Le nouveau gouvernement islandais de gauche, formé le 10 mai, s’est engagé à ouvrir des négociations avec l’Union européenne (UE) dans la perspective d’une prochaine candidature. La situation est assez étrange, car le Parti social démocrate de la première ministre Johanna Sigurdardóttir veut entrer dans l’UE, tandis que ses partenaires, les gauche-verts, y sont opposés. Ils ne feront cependant pas obstruction à ces négociations et c’est le Parlement, où une majorité est favorable à l’adhésion, qui tranchera, avec l’appoint indispensable de voix de l’opposition.
L’opinion, au fil des sondages, se montre tour à tour favorable ou hostile à une candidature. Et au Parlement même, l’Europe divise les partis. Seuls les sociaux-démocrates sont « pour » sans états d’âme. Toutes les autres formations, divisées, prennent la question avec des pincettes.

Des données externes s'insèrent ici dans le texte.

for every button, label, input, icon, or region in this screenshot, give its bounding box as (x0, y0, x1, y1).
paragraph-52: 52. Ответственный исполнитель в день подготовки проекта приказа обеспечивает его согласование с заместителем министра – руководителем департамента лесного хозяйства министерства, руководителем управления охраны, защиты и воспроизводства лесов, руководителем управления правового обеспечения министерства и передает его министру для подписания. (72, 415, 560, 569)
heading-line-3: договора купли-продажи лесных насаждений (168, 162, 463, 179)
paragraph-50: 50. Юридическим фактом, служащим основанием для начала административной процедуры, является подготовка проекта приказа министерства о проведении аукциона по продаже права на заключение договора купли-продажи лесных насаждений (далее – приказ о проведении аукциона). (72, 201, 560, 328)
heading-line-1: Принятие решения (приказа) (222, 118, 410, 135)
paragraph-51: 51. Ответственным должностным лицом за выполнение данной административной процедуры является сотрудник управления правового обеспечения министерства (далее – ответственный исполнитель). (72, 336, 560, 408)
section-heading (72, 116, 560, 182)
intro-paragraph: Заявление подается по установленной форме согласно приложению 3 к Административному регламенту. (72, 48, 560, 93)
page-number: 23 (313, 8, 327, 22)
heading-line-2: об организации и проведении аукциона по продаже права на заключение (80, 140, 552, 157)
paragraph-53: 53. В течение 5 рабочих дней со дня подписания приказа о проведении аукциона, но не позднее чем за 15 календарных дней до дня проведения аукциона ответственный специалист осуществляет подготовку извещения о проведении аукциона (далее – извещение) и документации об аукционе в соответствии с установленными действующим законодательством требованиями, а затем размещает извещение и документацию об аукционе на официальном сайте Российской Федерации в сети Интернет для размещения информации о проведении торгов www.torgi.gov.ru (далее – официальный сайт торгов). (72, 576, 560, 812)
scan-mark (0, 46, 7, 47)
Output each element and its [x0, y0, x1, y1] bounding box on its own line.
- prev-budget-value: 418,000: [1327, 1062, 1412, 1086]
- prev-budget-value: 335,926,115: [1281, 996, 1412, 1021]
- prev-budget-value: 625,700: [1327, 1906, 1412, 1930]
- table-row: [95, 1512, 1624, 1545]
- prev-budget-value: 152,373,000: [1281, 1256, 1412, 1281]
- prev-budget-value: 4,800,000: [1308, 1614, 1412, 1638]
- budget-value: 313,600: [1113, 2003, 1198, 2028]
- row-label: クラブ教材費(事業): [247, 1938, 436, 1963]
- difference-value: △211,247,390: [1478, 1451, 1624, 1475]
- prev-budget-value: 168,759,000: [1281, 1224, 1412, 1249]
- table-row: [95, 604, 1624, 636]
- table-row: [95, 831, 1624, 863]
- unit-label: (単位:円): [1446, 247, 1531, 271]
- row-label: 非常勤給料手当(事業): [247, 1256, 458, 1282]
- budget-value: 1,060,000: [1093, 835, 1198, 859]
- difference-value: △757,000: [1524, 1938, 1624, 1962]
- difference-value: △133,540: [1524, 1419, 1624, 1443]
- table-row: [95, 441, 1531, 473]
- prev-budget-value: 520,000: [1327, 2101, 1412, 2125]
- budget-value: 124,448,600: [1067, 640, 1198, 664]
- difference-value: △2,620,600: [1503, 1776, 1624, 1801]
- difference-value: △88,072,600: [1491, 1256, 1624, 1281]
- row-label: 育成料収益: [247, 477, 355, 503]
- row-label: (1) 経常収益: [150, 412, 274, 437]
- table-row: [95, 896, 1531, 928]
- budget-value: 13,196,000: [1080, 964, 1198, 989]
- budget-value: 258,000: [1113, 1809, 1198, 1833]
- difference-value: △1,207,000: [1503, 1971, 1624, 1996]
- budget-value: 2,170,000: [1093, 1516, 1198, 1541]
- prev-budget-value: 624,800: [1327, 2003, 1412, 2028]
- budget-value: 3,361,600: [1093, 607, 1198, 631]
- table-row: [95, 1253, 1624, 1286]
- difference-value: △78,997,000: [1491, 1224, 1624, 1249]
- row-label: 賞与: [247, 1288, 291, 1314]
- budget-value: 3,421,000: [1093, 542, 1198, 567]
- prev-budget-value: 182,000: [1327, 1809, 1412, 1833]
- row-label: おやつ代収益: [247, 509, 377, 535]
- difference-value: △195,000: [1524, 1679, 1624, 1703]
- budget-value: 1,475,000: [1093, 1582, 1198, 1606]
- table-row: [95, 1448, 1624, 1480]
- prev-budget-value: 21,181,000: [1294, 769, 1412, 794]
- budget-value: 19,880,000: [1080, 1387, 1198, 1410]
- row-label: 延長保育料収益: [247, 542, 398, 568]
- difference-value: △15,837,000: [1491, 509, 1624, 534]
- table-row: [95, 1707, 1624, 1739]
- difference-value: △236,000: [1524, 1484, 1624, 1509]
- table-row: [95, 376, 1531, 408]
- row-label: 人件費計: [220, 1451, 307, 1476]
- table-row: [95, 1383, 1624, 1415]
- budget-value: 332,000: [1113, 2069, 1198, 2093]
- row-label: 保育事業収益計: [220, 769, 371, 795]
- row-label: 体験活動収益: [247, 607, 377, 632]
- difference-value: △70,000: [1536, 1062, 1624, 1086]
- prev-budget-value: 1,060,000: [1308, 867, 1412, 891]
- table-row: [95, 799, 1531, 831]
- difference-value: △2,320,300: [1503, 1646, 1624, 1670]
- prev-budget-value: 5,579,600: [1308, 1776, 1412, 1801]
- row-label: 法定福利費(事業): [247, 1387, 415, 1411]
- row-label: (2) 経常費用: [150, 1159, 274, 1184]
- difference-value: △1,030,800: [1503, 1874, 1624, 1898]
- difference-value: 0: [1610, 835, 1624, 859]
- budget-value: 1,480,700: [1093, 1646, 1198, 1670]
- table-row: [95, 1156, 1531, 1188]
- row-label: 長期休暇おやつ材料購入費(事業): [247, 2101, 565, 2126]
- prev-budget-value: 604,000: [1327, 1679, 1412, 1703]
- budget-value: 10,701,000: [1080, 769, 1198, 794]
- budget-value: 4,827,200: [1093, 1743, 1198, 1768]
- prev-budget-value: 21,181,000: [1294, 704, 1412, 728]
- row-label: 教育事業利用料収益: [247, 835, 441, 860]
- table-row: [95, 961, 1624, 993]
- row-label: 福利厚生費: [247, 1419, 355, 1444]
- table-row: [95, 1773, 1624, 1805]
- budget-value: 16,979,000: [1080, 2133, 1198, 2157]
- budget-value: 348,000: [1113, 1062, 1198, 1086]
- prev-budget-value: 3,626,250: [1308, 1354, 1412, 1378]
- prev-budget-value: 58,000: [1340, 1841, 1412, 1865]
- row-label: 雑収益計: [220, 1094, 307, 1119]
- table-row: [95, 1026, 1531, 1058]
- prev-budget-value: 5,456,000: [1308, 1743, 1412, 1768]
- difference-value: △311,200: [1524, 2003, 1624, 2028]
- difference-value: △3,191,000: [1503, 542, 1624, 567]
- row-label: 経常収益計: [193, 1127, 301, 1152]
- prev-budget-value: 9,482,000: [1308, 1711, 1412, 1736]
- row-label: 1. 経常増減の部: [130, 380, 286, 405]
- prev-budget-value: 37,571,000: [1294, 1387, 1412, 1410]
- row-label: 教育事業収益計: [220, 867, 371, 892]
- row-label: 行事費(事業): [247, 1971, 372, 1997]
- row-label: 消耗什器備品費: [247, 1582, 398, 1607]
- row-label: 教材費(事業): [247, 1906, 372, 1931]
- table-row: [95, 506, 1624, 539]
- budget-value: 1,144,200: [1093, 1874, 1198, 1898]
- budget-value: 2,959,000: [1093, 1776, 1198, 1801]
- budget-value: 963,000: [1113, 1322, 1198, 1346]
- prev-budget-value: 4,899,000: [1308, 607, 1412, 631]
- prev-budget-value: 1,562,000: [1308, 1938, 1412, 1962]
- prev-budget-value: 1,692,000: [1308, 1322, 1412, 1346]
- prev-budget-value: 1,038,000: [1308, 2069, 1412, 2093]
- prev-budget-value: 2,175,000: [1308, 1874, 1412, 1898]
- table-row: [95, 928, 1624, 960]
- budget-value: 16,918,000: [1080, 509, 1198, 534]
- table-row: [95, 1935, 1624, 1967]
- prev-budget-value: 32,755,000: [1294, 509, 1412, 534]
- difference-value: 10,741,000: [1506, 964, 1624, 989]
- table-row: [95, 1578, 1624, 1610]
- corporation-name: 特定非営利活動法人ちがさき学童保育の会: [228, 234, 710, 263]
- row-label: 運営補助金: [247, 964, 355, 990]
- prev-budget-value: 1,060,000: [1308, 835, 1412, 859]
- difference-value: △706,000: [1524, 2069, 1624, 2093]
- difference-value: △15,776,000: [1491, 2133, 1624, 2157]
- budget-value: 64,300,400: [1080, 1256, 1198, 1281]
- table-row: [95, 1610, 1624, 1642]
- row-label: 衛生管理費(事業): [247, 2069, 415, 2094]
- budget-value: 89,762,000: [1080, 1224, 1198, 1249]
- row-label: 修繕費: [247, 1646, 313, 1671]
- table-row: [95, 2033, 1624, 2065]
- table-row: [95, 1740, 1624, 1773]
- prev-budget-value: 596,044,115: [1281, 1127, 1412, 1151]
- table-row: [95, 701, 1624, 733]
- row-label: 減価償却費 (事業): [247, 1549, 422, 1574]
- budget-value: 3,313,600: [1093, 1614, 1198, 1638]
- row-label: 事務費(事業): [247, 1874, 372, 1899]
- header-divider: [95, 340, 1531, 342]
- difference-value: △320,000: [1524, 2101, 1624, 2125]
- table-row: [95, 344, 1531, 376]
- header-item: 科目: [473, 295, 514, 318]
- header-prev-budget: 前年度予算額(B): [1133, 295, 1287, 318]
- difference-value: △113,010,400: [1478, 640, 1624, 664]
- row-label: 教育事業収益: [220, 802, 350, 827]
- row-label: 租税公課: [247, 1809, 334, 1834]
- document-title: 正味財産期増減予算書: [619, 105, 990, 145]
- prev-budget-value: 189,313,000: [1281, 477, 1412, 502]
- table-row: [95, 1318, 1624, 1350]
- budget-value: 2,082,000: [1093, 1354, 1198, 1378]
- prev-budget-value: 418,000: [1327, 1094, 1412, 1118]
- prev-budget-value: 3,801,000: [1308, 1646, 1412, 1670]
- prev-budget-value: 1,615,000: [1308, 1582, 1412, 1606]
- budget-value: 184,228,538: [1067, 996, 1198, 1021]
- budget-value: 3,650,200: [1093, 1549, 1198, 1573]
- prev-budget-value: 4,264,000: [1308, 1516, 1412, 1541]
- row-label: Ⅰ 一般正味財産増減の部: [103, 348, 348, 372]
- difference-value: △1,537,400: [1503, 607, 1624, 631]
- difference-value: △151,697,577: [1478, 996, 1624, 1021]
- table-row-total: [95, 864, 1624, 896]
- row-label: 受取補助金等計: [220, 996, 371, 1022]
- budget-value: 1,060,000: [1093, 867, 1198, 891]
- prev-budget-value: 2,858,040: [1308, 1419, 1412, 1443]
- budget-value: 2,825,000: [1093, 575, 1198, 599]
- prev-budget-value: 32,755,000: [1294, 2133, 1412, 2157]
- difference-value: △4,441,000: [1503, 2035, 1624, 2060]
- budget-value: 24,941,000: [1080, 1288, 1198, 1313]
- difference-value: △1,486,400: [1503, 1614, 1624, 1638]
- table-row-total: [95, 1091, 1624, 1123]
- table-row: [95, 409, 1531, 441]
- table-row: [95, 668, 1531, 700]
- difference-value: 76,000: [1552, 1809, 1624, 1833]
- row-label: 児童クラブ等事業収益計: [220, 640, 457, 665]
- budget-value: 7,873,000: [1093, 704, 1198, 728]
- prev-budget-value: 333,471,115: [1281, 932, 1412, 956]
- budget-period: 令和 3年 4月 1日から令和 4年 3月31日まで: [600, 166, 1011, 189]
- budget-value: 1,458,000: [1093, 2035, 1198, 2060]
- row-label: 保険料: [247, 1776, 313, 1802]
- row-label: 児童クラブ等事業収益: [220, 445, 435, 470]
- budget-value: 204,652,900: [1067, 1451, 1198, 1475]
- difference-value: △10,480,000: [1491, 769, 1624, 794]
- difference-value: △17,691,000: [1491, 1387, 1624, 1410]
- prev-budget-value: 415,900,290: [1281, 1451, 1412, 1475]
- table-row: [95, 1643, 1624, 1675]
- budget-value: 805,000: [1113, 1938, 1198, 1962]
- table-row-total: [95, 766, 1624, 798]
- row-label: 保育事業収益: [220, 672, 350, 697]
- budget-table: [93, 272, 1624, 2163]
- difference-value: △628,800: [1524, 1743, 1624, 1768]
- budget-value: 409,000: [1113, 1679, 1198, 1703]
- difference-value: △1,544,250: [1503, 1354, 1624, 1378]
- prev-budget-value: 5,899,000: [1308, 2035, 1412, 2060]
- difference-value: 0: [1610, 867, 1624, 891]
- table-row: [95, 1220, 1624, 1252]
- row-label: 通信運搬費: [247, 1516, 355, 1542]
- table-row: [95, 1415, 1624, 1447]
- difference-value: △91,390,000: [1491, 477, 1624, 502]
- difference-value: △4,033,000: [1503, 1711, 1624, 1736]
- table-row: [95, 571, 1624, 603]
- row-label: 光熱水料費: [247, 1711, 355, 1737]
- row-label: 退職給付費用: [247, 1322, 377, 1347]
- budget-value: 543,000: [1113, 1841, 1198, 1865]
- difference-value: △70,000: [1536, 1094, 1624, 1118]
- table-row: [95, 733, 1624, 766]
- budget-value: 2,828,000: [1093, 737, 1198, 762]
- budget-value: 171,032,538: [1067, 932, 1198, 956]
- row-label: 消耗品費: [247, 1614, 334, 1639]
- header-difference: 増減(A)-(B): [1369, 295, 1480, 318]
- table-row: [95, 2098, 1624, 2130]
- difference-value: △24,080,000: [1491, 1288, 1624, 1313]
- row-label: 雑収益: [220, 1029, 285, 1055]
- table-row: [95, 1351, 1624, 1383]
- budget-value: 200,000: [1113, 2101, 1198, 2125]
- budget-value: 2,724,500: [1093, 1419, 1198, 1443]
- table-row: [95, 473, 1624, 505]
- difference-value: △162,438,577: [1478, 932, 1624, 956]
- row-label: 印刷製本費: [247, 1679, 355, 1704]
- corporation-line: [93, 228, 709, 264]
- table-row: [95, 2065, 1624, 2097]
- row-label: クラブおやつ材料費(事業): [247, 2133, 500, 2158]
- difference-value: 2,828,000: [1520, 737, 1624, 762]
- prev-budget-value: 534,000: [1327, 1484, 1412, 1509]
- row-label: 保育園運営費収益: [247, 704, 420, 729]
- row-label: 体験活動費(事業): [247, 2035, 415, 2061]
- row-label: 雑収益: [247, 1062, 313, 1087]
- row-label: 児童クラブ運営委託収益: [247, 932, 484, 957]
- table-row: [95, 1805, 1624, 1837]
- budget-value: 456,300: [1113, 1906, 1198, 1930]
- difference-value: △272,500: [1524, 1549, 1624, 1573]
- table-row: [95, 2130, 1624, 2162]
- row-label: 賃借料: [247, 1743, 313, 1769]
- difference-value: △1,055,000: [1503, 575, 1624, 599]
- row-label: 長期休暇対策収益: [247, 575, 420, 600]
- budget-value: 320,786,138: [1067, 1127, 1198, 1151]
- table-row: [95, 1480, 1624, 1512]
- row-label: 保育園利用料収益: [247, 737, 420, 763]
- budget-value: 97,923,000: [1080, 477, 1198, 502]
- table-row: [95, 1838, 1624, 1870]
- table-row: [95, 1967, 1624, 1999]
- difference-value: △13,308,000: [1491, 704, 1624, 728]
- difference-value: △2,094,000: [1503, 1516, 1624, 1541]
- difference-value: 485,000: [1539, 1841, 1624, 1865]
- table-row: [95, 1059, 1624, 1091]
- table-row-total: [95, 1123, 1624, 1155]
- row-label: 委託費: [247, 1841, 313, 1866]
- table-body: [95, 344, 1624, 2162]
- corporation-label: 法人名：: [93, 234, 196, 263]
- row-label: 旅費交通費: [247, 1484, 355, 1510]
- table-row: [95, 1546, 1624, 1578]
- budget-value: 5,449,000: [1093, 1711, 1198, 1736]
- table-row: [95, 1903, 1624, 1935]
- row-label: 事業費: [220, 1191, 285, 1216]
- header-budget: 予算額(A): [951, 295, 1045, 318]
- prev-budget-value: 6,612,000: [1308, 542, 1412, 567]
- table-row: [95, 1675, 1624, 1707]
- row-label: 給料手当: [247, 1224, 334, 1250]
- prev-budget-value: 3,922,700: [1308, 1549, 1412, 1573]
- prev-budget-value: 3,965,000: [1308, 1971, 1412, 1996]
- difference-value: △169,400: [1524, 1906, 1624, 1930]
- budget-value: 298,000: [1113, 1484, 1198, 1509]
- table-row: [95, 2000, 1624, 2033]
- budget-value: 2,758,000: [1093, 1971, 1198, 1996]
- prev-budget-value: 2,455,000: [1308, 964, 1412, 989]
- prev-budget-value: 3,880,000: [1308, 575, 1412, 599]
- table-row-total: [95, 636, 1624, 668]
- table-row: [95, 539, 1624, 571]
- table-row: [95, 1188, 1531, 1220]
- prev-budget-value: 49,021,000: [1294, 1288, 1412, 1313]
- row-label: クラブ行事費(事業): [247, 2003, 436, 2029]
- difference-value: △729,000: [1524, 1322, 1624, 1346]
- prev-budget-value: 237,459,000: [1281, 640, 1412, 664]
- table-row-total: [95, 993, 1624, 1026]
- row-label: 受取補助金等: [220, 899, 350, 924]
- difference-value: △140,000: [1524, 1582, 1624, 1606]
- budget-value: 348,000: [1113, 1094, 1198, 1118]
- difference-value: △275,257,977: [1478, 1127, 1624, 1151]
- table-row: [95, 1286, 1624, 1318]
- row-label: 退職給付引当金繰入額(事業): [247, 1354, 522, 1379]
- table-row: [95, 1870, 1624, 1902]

On ne parle jamais en Islande d’ »entrer dans l’Europe » mais « d’engager des négociations en vue d’une éventuelle adhésion », comme s’il fallait attendre de Bruxelles des concessions pharamineuses sur la bonne mine des Islandais. Les gauche-verts, formation radicale, refuse que le problème affaiblisse la coalition et ils laisseront leurs députés libres de voter comme ils l’entendent. Les conservateurs veulent encore essayer d’adopter l’euro sans entrer dans l’UE. Les progressistes, favorables à l’Europe et dont les voix sont nécessaires à une majorité sur la question, ont le sentiment d’être manipulés.
Les organisations professionnelles sont elles aussi divisées. Les syndicats souhaitent l’adhésion, tandis que les agriculteurs sont contre (leur production est protégée de la concurrence), de même que le secteur de la pêche, qui redoute de devoir renoncer à la zone exclusive de 200 milles autour de l’île qui fait vivre les Islandais. Après l’effondrement des banques et de l’économie en général, la pêche reprend toute sa place, la première, dans l’activité du pays. Les stocks de poisson sont en diminution et en livrer l’accès aux pêcheurs de l’UE représenterait un manque à gagner immédiat. Quant à l’accès au marché européen, il est déjà captif, le poisson est devenu une denrée rare qui se vend toujours. Les intérêts islandais dans le secteur doivent être, selon la loi actuelle, majoritaires. Qu’en sera-t-il si l’Islande rejoint les Vingt-Sept ?

Aucun des voisins de l’Islande ne fait partie de l’UE. Le Groenland et les îles Féroé, à l’ouest et au sud, territoires autonomes dépendant du Danemark, n’en font pas partie, ni la Norvège, à l’est. Certains Islandais se sentent plus proches de l’Amérique que des pays de l’UE. L’Islande par ailleurs fait partie de l’Espace économique européen avec la Norvège et le Liechtenstein, et elle a donc déjà fait sienne la plupart des directives européennes. Cela s’appelle, en Islande, « avoir tous les avantages de l’Europe sans en avoir les inconvénients ».
L’Islande qui se croyait si riche il y a un an encore avant la banqueroute de ses banques, renâclait à l’idée de contribuer aux fonds de solidarité européens. Aujourd’hui le vent a tourné et le pays cherche à retrouver sa place dans la communauté des nations. Le temps n’est plus à la rente des exceptions, aux niches miraculeuses. Personne ne veut plus de sa monnaie, la couronne, qui s’est dévaluée de 2 000 % depuis sa création par rapport à la couronne danoise. Ah, ce rêve de l’euro ! Si seulement on pouvait l’adopter sans entrer dans l’Union ! Mais Bruxelles a bien fait comprendre qu’il n’y aurait jamais adoption de l’euro sans adhésion préalable.
Être proeuropéen est à Reykjavik un concept vide de sens. L’enjeu est vécu ici comme une pure question d’intérêt.